Continuing through January 31, 2015
In her 7-year long series, “Hold Together,” Chicago-based photographer Lisa Lindvay is not only impressive for her technical facilities — her aestheticism and expert craftsmanship — but in the heart that resonates throughout the exhibition. The “heart” that Lindvay imparts through her works is not the cheesy kind, the sort that is characterized by optimism, sweetness and feel-good harmony; rather, through her works, Lindvay builds a palpable aura of pride, acceptance, pleasant and unpleasant truths, and bravery, both on the part of the photographer as well as her subjects.
“Hold Together” chronicles the Pennsylvania home life of the now Chicago-based photographer. Lindvay makes it known to her audience that the figures in the series are her own brothers, sister and father, and that these portraits are intended to address the impact of her mother’s absence due to mental illness. The artist poses her subjects carefully, their expressions somewhat emotive though not particularly dramatic — indeed, mostly sullen or detached. Lindvay’s backgrounds are decidedly unstaged, with unmade beds, threadbare linens and unmatched athletic socks signaling the kinds of domestic minutiae that falls by the wayside without a typical adult maternal presence.
It’s undeniable that the degrees of sadness and weariness are a major part of what makes the works in “Hold Together” so visceral and affecting. Lindvay pictures her bare-chested, mustachioed father in his rumpled bedroom with a defeated expression, or clutching his forehead and gazing into the distance with a furrowed contemplative brow. In “Nick in Front of the Hole He Put in His Wall,” the shirtless adolescent holds his hands to his face, the roughly torn drywall visible behind him. The delicateness of the young man’s hands contrasts with the roughness of the background, suggesting a destructive moment long passed.

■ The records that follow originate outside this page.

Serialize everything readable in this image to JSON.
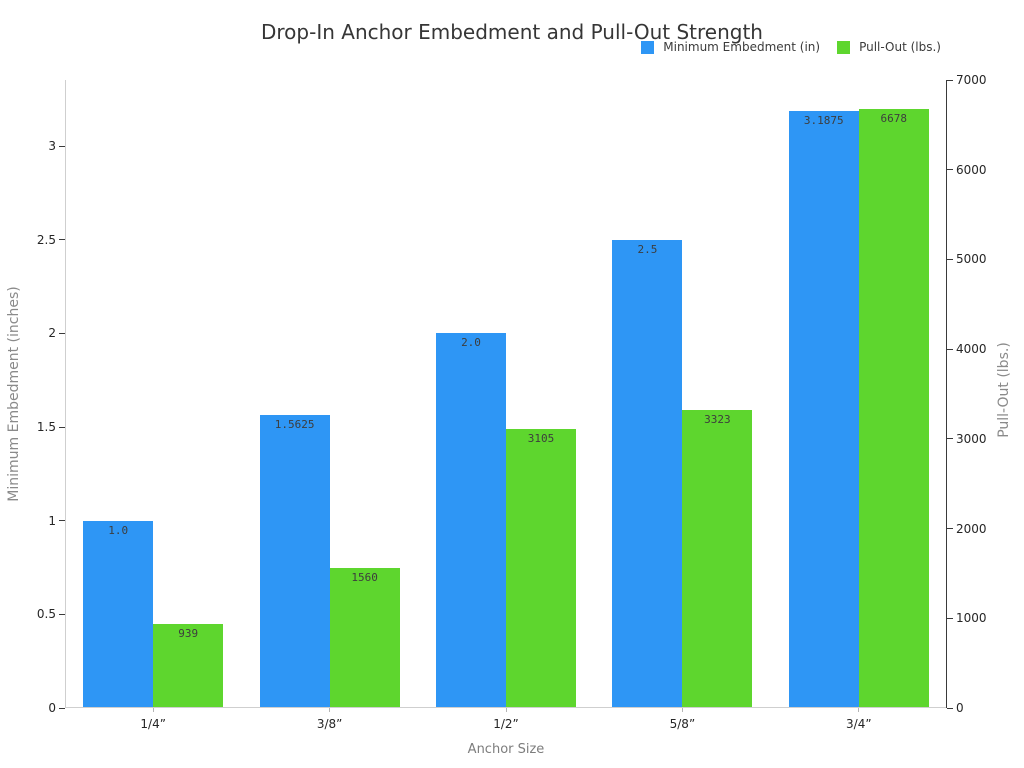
{
  "title": "Drop-In Anchor Embedment and Pull-Out Strength",
  "legend": {
    "items": [
      {
        "label": "Minimum Embedment (in)",
        "color": "#2e96f5"
      },
      {
        "label": "Pull-Out (lbs.)",
        "color": "#5ed62e"
      }
    ]
  },
  "chart_data": {
    "type": "bar",
    "title": "Drop-In Anchor Embedment and Pull-Out Strength",
    "categories": [
      "1/4”",
      "3/8”",
      "1/2”",
      "5/8”",
      "3/4”"
    ],
    "xlabel": "Anchor Size",
    "grid": false,
    "legend_position": "top-right",
    "axes": {
      "left": {
        "label": "Minimum Embedment (inches)",
        "tick_labels": [
          "0",
          "0.5",
          "1",
          "1.5",
          "2",
          "2.5",
          "3"
        ],
        "tick_values": [
          0,
          0.5,
          1,
          1.5,
          2,
          2.5,
          3
        ],
        "lim": [
          0,
          3.3524
        ]
      },
      "right": {
        "label": "Pull-Out (lbs.)",
        "tick_labels": [
          "0",
          "1000",
          "2000",
          "3000",
          "4000",
          "5000",
          "6000",
          "7000"
        ],
        "tick_values": [
          0,
          1000,
          2000,
          3000,
          4000,
          5000,
          6000,
          7000
        ],
        "lim": [
          0,
          7000
        ]
      }
    },
    "series": [
      {
        "name": "Minimum Embedment (in)",
        "axis": "left",
        "color": "#2e96f5",
        "values": [
          1.0,
          1.5625,
          2.0,
          2.5,
          3.1875
        ],
        "labels": [
          "1.0",
          "1.5625",
          "2.0",
          "2.5",
          "3.1875"
        ]
      },
      {
        "name": "Pull-Out (lbs.)",
        "axis": "right",
        "color": "#5ed62e",
        "values": [
          939,
          1560,
          3105,
          3323,
          6678
        ],
        "labels": [
          "939",
          "1560",
          "3105",
          "3323",
          "6678"
        ]
      }
    ]
  },
  "colors": {
    "embedment_blue": "#2e96f5",
    "pullout_green": "#5ed62e",
    "spine_light": "#cfcfcf",
    "spine_dark": "#3a3a3a",
    "tick_label": "#262626",
    "axis_label": "#8a8a8a",
    "bar_label": "#3d3d3d",
    "title": "#363636",
    "background": "#ffffff"
  }
}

While the artist pictures both genders in her works, her treatment of the male figure is especially powerful in the art historical symbolism she wields. While Lindvay’s sister is typically fully dressed, her father and brothers are often depicted in various states of undress. The photographs of the younger men, shot alone or together, emphasize the soft flesh of their lithe frames, and in tandem with their impassive expressions recall the nubile, feminine youths of Classical sculpture. In “Hot-N-Ready,” someone holds an empty pizza box behind the topless youth, the circular grease stains on the cardboard mimicking a halo behind his head. The visual pun injects some solemn absurdity to make a tongue-in-cheek play on the kind of Christian iconography that romanticizes hardship and sanctifies suffering.
Throughout “Hold Together" junk food features almost as prominently as her family members. Nacho Cheese Doritos and dusty cheesy puffs stand out like beacons of artificial color, pictured just as repulsive as they are appetizing. A rainbow of 2-liter soda pop containers glow sublimely with the natural light from a nearby window. These kinds of foods convey content beyond that of inadequate nutrition, they speak of culture, class and taste. Ubiquitous within lower-income communities, junk foods serve to immediately and concisely fracture notions of the upper-middle class domestic life that American culture holds in such high esteem. “Hold Together” illustrates deeper truths by not attempting to present the image — the deception — of a shiny, idealized nuclear family unit. Lindvay and her collaborators are made vulnerable, allowing how the family eats, lives, feels, interacts with and cares for one another to be presented in all its blunt frankness. The banal complexity of family life that Lindvay captures here makes these portraits not simply a narrative of hardship, but several poignant chapters of real life.